Distance between two points on a circle Two circles with radius 1 are tangent to one another. One line passes through the centre of the first circle and is tangent to the second circle at the point $P$. A second line passes through the centre of the first circle and is tangent to the second circle at the point $Q$. Find the distance between $P$ and $Q$. 
This question appeared in a first year calculus exam, and I can't see how I would even use my knowledge in differential calculus to try and solve this. It seems more of a geometry problem, and when I try to draw a diagram I am left at a loss because there's hardly any information given to try and solve. If someone could give me a hint as to how to begin, that'd be great. Thank you. I also wasn't too sure how to tag it, so my apologies. 
 A: Hint. Make a drawing, and by considering its angles, show that the triangle $\triangle O_1PQ$ is equilateral  where $O_1$ is the centre of the first circle. 
Now note that the $\triangle O_1O_2P$ is a right triangle where $O_2$ is the centre of the second circle. Then by using Pythagoras theorem we can find $O_1P$ ($=PQ$) from $O_1O_2$ and $PO_2$.
A: Let the first circle be centred $A$ and second one $B$.

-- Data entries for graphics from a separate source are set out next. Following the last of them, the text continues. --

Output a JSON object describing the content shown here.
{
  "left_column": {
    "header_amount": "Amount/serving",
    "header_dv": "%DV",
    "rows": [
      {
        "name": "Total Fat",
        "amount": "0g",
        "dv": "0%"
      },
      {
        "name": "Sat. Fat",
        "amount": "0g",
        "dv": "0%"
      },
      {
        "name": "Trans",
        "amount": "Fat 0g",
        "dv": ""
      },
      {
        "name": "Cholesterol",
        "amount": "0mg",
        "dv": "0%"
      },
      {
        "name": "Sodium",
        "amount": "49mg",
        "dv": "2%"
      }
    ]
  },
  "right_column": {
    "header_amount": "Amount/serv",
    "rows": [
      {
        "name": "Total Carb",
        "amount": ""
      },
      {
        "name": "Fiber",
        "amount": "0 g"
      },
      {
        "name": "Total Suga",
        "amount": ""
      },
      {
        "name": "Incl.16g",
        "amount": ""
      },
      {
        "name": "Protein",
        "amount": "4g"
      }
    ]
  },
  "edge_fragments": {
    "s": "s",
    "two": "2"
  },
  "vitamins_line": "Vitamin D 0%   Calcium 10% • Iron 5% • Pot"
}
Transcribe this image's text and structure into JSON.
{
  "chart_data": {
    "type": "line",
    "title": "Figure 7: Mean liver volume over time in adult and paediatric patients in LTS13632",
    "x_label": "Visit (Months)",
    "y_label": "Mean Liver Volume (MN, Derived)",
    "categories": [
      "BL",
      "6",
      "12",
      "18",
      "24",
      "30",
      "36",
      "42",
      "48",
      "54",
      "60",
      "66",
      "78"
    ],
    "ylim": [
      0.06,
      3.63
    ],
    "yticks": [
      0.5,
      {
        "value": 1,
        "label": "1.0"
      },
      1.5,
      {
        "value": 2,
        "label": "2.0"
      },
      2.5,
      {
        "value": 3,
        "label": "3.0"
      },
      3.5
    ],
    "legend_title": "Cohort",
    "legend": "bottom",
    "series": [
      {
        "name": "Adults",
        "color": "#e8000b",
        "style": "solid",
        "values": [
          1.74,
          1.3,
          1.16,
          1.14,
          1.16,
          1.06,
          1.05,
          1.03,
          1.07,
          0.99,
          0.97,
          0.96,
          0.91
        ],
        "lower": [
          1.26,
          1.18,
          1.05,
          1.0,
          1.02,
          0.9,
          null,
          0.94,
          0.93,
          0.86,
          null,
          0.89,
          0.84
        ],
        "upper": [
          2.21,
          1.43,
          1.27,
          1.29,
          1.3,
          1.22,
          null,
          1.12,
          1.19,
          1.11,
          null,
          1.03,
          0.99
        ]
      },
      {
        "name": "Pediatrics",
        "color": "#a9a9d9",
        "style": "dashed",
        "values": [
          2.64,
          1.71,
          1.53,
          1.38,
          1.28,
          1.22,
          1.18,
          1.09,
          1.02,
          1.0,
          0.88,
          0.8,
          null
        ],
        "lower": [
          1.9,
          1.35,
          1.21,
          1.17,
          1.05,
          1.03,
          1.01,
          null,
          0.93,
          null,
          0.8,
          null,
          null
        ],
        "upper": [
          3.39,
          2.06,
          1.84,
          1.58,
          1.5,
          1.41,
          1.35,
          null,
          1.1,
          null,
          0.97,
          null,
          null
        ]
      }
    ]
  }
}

Check that $\angle PAB=\angle QAB=30^\circ$ (See what the lengths of $PA$ and $PB$ are!)
Also check that $PAQ$ forms an equilateral triangle

Edit:
$PA=\sqrt 3, PB=1,AB=2 $ . Let $PQ$ cut $AB$ at $D$. Triangle  $PAB, BPD, QAB,  QBD$ are similar.
$\angle PBD=\angle QBD=60^\circ$

$\angle APD=90-\angle BPD=90^\circ-30^\circ=60$
$\angle AQD=90-\angle BQD=90^\circ-30^\circ=60$

So in triangle $APQ$ all angles are $60^\circ$ and $PA=\sqrt 3$
A: If this is on a calculus exam, then it’s likely that you’re meant to compute the slope of the tangents to the circle via differentiation. Center one of the circles on the origin and place the center of the other circle at $C=(2,0)$.  
Implicitly differentiate $x^2+y^2=1$ to obtain $dy/dx=-x/y$. The slope of the line through $P=(x,y)$ and $C$ is $(y-0)/(x-2)$. Setting these equal to each other yields the equation $$2x-x^2=y^2.$$ Combine this with the equation of the circle and solve the resulting system.